An interview early one morning on CBC, heard while I was imprisoned in hospital waiting for the two ends of my spine to reunite, caught my fancy.
The interviewee was Chris Irwin, renowned trainer of horses, and author of a slim book: Horses Don’t Lie.
His theme was the psychology of the horse, compared with the mental makeup of man.
Along with dogs, cats, lions, tigers, wolves and coyotes, man is a predator. He needs to kill his prey to obtain food to survive. His two eyes point forward and work together, to focus on his prey. Dominance within the pack is determined by physical contest—whether among a group of puppies, or young schoolboys establishing their position through horseplay in the company of their peers.
By contrast, horses are prey, not predator. Like deer and other ruminants, their food grows all around them on the ground—no problem there of supply. The challenge of being a prey animal is rather one of avoiding becoming food for the predator. So this type of animal has eyes pointing outward on each side of its head, giving it 360 degree vision, and its brain is continually attuned to awareness of its environment and possible dangers in it, rather than concentrating its attention on any particular objective.
Consider, then, the reaction of the horse, a prey animal, when approached by the predator, man. It is an instinctive urge to run for the hills in self-preservation—as indeed, is also the reaction of cattle at a rodeo.
So ‘breaking’ a horse has traditionally been a difficult operation, sometimes achieved only by cruelly destroying the animal’s spirit. Irwin, however, has a different technique. He has learned to think like a horse, and get willing cooperation by communicating with his charges in horse language.
Horses move in herds, and have their own system of deciding on who shall be leader.
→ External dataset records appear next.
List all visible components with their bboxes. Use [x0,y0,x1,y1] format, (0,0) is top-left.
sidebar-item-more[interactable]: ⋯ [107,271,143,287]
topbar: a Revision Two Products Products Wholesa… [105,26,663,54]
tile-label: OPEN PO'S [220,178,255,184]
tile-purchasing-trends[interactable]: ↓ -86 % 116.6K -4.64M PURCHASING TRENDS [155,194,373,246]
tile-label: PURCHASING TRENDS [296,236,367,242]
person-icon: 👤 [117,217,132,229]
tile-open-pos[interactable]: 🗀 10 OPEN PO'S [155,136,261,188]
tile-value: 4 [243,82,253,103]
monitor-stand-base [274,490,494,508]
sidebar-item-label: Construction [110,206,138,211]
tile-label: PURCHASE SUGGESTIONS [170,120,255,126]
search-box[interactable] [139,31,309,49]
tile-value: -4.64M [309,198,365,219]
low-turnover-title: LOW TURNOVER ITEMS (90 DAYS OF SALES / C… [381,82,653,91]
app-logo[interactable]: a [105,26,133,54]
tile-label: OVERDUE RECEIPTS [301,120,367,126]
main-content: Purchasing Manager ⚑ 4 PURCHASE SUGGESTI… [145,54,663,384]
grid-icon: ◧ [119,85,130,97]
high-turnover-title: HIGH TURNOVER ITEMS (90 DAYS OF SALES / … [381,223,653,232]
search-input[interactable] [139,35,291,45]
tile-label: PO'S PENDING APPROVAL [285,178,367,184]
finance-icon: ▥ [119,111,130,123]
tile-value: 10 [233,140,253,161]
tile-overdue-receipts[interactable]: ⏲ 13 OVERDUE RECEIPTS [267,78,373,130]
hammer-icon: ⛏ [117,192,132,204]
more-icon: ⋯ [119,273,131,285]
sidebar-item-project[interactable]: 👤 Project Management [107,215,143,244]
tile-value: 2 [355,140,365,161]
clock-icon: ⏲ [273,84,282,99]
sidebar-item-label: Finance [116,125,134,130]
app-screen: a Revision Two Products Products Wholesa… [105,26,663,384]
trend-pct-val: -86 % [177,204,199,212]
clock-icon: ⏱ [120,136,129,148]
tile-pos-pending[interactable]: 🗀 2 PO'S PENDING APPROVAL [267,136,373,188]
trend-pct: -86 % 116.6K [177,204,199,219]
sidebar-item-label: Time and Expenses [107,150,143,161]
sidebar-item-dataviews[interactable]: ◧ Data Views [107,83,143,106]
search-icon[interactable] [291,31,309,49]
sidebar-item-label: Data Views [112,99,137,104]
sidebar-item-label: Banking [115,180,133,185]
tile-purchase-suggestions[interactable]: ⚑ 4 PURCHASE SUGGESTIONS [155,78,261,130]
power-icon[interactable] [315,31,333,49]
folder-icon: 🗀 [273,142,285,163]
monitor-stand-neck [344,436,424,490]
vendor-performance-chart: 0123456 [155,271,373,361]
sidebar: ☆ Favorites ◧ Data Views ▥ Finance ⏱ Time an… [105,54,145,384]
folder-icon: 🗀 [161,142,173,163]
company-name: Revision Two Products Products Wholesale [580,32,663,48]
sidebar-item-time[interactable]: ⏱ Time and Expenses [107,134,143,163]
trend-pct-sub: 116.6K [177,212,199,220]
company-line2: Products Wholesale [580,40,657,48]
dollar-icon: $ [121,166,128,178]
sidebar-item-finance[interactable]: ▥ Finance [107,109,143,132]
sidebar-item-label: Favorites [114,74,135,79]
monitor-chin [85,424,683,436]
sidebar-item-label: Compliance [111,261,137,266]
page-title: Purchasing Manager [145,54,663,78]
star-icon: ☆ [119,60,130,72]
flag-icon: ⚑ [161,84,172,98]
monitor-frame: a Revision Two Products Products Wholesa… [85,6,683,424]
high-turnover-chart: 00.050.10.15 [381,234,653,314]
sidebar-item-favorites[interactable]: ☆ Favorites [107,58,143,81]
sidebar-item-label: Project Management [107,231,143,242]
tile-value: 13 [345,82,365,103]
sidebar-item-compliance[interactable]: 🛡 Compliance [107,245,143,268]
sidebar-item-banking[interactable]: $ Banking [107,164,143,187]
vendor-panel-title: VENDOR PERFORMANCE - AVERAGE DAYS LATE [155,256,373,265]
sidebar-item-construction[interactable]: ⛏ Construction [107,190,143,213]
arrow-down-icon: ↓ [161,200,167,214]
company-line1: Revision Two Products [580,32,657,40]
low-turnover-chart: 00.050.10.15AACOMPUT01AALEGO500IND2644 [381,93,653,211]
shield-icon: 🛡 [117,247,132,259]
Instead of fighting for pre-eminence, horses engage in a form of discussion, carried out through symbolic movements of their bodies, which end up with a leader being selected, who has the approval and support of the rest of the herd.
Irwin’s art is to use that same language, to persuade his horses that he is the ideal leader to follow; more capable and more interesting than any other member of the herd. Once that is accomplished, horse and rider are friends for life, with a rich bond of devotion and loyalty between them—so long as the leader lives up to his promises.
It seems to me that mankind has much to learn from this.
Firstly, that though the average churchgoer may find that ‘original sin’ is a difficult concept to relate to, the idea that ‘man is by nature a predator’ is not, even though it is saying much the same thing. “Men behave like wolves to their fellow men” as the Roman writer observes.
Secondly, that it’s not a bad idea to have 360 degree vision in a world of predators: “Be wise as serpents, and innocent as doves,” and beware of “wolves in sheep’s clothing,” even within the church.
Thirdly, the horse’s method of selecting a leader, based on the recognition and willing acceptance of merit, seems vastly preferable to the predator leader securing his position by sheer force of arms.
But, finally, is there not a lesson for us all in the journey Irwin had to take in order to carry out his objective of relating to horses—to abandon the ways of the predator, and learn to speak the language of the prey? So, in the Bible, “the Lion of the tribe of Judah” becomes also “the Lamb of God who takes away the sin of the world”: Jesus is the one who is “led like a lamb to the slaughter.” In Isaiah’s vision, “the wolf shall lie down with the lamb,” “the lion eats straw like the ox,” and “they shall not hurt or destroy in all my holy mountain.”
Predators cannot live without prey, or they will starve. Prey, though, need predators to control their numbers, or they will over-graze their territory, and in turn, begin to starve. Yet in a world so dominated by man, it seems necessary that at least a good part of mankind has to learn the way of prey, not predator, or the world will end in war and starvation. That’s what civilization is all about.
Perhaps the path of good horse training is also the path to the Kingdom of Heaven!